TECHNOLOGY REPORT: Vacuum infusion or vacuum confusion?
A general guide to understanding and trouble shooting problems associated with vacuum infusion of oils into extruded salmon feeds
Vacuum infusion of salmon feeds is the application of liquid marine or vegetable oil to dry extruded feeds under a negative air pressure. During the vacuum cycle air is removed from the coating chamber and from the air filled pellet voids. By allowing the pressure to release back to that of atmospheric, oil is forced throughout the interior voids of the pellet. The pellets are infused with oil.
The principals are simple, however, the variables that can affect the process are many. Over time we have experienced many questions and tackled many problems directly and indirectly related to vacuum infusion of extruded salmon feeds. Many clients who are new to vacuum infusion often have misconceptions and misunderstandings about what is possible with vacuum infusion. They may blame the VIS for not achieving high enough oil levels, when the real culprit is not enough pellet expansion, or they wonder why the vacuum target takes too long and the vacuum pump oil is continually being contaminated with water, the culprit here is too high a moisture in the product to be vacuum infused normally. There are many more such variables to be considered.
Basic operating recommendations for vacuum infusion:
Vacuum Infusion Systems (VIS) are used to infuse liquid ingredients into extruded pellet or shaped feeds. For salmon and trout feeds this generally means the infusion of marine and or vegetable oils.
What are the ideal pellet conditions for vacuum infusion? Over the last ~ 15 years many VIS experiments have been conducted with varying results, the best of these results have been applied in production. Vacuum infusion although relatively new, is well past its infancy and is now a useful and necessary production tool for salmon (fin fish) feeds and pet foods production. Universities and private companies continue to fine tune vacuum infusion techniques and processes. (UAS has provided Vacuum Infusion Systems and technical support to 3 universities including the University of Santiago Chile, Texas A&M, & University of Adelaide Australia).
Much has been learned regarding best practices for vacuum infused salmon feed production. In general; vacuum infusion as part of the entire process relies on quality production from selection of raw materials, formulation, grinding, extrusion, expansion, drying, cooling, temperature, moisture content, and product conveying. The old saying “Garbage in = Garbage out” applies here and so Quality in must = Quality out!
- Starch and protein ingredients can affect grinding and extrusion as well as nutrition.
- Raw ingredients must be maintained at a specific quality if consistent product is to be produced.
- Uniform fine grinding of feeds to 70% particle sizes under 0.25 mm and 100% particle sizes below 0.4 mm generally results in acceptable to good quality extruded feed products. By use of hammer mill technology an industry rule of thumb for salmon feed production is “the finer the grind the better”.
- It has been learned that pellet durability increases with uniform fine grinding of high protein formulations as used in Salmon feed production.
- Finer ground starches gelatinize easier. Finer ground proteins bind more readily.
- Uniform extruded pellets will result from use of quality equipment operated properly.
- Good preconditioning from 2 - 3 minutes helps to ensure maximum gelatinisation of starches during the extrusion process.
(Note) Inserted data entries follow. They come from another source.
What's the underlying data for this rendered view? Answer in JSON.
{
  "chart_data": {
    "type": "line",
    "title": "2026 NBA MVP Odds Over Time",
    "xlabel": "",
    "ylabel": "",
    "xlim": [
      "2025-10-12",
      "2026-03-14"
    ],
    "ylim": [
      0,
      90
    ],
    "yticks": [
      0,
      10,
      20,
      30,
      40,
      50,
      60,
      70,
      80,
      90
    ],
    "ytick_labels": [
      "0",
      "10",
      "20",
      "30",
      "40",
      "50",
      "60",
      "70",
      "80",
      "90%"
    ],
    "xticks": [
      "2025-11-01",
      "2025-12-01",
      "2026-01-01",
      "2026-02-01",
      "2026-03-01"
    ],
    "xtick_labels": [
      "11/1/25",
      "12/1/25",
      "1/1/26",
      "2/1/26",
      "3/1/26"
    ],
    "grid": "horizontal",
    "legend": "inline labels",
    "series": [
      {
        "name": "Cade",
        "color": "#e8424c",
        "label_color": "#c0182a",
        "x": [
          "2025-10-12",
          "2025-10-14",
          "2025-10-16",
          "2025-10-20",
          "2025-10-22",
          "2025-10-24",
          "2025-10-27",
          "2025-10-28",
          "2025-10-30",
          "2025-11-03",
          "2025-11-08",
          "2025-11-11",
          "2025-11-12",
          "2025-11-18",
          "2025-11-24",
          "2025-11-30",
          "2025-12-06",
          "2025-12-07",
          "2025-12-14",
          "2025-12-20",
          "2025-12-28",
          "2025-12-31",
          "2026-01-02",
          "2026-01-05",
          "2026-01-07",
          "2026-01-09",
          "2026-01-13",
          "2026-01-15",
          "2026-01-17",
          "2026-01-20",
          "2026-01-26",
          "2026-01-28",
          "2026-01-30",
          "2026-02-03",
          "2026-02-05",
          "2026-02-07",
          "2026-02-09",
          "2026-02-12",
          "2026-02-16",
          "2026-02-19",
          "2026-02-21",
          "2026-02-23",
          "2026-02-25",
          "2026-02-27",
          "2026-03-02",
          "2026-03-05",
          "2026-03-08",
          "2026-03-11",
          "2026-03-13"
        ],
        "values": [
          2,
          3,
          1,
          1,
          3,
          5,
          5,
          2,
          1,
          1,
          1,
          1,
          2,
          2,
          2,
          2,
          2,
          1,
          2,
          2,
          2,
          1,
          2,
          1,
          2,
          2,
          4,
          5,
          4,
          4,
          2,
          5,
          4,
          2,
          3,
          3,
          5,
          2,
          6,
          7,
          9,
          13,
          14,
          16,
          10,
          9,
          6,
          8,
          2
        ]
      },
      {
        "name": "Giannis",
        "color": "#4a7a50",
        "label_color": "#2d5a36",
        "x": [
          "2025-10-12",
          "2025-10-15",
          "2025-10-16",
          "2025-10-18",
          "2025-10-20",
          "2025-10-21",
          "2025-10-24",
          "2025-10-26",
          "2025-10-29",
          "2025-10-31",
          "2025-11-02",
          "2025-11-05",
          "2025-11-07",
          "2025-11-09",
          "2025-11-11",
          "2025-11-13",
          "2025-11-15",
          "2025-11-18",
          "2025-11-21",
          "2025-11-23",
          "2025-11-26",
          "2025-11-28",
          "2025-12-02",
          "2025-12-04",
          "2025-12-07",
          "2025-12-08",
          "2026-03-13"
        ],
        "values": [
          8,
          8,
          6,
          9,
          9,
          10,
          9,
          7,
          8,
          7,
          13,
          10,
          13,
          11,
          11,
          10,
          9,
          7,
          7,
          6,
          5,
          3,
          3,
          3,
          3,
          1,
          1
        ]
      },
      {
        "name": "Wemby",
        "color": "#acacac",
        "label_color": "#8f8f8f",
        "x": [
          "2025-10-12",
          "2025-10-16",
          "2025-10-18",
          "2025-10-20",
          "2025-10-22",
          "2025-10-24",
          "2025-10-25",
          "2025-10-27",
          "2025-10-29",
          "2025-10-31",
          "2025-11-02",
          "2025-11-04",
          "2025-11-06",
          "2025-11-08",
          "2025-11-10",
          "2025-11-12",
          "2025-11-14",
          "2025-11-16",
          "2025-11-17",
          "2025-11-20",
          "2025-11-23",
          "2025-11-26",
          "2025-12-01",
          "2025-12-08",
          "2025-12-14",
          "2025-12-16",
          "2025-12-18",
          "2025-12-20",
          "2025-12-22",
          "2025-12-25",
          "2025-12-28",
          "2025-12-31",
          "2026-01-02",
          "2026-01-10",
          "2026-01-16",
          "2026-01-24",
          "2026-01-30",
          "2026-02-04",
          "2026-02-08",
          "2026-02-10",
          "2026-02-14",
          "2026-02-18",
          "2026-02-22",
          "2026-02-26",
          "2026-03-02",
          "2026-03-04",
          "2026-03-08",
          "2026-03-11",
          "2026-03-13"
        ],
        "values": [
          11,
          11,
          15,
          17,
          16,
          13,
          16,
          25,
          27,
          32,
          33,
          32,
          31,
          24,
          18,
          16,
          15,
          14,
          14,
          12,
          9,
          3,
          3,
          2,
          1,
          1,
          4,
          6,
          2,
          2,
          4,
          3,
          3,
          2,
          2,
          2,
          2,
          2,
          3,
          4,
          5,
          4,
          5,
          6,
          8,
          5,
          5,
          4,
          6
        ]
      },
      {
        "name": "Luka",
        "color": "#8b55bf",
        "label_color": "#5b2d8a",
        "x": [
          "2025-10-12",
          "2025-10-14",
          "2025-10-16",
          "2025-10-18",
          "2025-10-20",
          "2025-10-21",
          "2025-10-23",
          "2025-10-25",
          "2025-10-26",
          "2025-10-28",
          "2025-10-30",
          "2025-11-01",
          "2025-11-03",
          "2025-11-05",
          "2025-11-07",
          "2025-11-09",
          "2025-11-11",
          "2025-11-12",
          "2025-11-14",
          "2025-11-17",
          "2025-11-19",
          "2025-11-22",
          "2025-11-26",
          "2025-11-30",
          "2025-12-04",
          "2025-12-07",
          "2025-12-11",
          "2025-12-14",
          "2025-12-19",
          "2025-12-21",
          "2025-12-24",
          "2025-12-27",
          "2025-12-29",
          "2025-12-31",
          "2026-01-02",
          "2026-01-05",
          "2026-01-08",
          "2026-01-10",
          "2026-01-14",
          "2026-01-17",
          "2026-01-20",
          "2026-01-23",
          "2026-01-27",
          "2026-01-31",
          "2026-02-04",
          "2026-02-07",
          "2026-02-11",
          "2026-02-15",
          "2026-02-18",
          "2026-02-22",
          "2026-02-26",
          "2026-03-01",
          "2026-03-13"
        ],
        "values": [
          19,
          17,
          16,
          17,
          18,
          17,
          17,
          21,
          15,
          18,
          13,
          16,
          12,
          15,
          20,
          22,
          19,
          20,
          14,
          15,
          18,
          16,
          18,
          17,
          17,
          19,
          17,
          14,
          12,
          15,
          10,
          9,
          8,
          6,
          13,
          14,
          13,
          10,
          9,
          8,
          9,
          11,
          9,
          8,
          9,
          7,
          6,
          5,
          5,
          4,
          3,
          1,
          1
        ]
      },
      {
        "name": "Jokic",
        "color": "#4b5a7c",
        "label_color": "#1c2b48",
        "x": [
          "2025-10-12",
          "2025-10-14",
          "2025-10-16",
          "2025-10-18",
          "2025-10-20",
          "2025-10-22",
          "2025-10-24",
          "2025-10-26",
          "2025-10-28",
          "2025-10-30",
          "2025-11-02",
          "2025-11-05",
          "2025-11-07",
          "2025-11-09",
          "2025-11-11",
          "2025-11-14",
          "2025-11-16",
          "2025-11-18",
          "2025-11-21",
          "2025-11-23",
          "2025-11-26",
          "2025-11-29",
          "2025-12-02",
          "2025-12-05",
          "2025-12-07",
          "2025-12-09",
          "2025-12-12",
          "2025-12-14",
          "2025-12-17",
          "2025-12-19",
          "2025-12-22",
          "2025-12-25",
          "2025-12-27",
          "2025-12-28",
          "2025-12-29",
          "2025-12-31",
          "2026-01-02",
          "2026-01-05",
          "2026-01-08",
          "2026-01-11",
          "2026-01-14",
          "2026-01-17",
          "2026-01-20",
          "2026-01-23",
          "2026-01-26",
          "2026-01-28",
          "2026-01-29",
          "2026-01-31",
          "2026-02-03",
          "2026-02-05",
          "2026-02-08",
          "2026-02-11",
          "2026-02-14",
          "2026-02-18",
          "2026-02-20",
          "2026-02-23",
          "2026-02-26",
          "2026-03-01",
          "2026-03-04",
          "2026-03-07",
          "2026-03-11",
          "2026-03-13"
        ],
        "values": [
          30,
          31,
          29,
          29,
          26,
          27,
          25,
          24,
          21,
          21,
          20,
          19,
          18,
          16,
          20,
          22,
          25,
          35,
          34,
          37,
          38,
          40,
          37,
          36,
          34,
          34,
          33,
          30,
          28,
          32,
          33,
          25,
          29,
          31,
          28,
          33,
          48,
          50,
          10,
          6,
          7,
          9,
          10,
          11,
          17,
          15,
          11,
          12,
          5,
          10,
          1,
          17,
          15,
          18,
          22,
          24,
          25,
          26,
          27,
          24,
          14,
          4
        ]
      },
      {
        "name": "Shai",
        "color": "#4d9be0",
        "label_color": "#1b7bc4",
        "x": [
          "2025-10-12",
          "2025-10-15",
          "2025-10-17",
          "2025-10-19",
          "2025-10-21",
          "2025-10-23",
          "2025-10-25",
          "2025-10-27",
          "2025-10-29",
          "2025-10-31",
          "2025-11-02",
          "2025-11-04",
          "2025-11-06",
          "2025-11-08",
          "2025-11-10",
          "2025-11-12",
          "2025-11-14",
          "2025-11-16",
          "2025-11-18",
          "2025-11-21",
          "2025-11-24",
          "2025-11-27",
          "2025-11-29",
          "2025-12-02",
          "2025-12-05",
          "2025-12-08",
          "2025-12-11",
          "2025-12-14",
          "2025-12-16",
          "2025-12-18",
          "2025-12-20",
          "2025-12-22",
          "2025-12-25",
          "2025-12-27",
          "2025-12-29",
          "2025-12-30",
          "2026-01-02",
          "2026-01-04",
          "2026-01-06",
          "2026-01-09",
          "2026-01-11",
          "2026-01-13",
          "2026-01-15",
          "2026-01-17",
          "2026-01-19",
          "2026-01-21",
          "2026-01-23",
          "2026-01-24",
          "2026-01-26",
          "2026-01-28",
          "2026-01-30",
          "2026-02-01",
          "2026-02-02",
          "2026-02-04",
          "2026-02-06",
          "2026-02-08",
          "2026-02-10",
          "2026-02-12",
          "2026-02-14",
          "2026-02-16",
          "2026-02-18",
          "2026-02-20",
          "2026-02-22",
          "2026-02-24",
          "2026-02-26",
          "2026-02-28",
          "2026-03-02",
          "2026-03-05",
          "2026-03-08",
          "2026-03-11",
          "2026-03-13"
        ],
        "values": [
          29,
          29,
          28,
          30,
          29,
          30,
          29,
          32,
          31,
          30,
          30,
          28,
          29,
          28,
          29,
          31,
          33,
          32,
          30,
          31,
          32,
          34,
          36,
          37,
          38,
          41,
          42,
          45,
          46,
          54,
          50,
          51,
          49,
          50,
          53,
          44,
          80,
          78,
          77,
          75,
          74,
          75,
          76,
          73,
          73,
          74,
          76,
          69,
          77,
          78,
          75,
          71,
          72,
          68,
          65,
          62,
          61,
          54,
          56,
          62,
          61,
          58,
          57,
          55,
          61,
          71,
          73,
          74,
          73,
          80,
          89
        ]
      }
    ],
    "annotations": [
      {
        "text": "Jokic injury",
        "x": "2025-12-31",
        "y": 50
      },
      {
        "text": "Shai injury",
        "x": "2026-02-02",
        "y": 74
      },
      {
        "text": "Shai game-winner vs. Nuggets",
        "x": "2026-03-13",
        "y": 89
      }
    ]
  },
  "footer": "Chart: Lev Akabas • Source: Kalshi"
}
- Poorly extruded products can vary in uniformity of size and structural integrity resulting in a product that will not dry evenly, will fracture easily, will not absorb liquid additives uniformly and may have poor overall appearance.
- Extruded pellets expand as they leave the extruder and are released to atmospheric pressure.
- Over expanded feeds may be more fragile. Over expanded feeds can float even after vacuum infusion due to too low a bulk density.
- Under expanded feeds will result in feeds that cannot absorb the total required oil formulated in the diet. They will also be physically harder and generally sink faster due to a higher bulk density.
- Under expanded, higher density feeds, will not dry as easily as greater expanded feeds, after vacuum infusion they may appear oily / wet.
- Expansion is critical to vacuum infusion and must be controlled to produce pellets with the desired characteristics needed to allow for the right amount of free area within the pellet in order to absorb the total required oil as formulated in the diet. Designed and accurately produced expanded feeds are essential to provide a balanced slow sinking salmon feed.
- Drying must be uniform from pellet to pellet, in order to provide a balanced diet. As an industry rule of thumb, variations in moisture from pellet to pellet greater than 1% - 1.5% are considered below modern industry drying standards.
- Good practice indicates that the dryer be capable of drying all that the extruder can produce and a little extra capacity is recommended.
- Average high quality salmon feeds are dried to a range from 6% to 9%. The dryer must be guaranteed to meet all drying requirements at the required capacities. Too small a dryer will cause problems in drying uniformity, moisture target, vacuum infusion, and ultimately product appearance and nutritional quality.
These concepts are well founded in our modern salmon feed industry.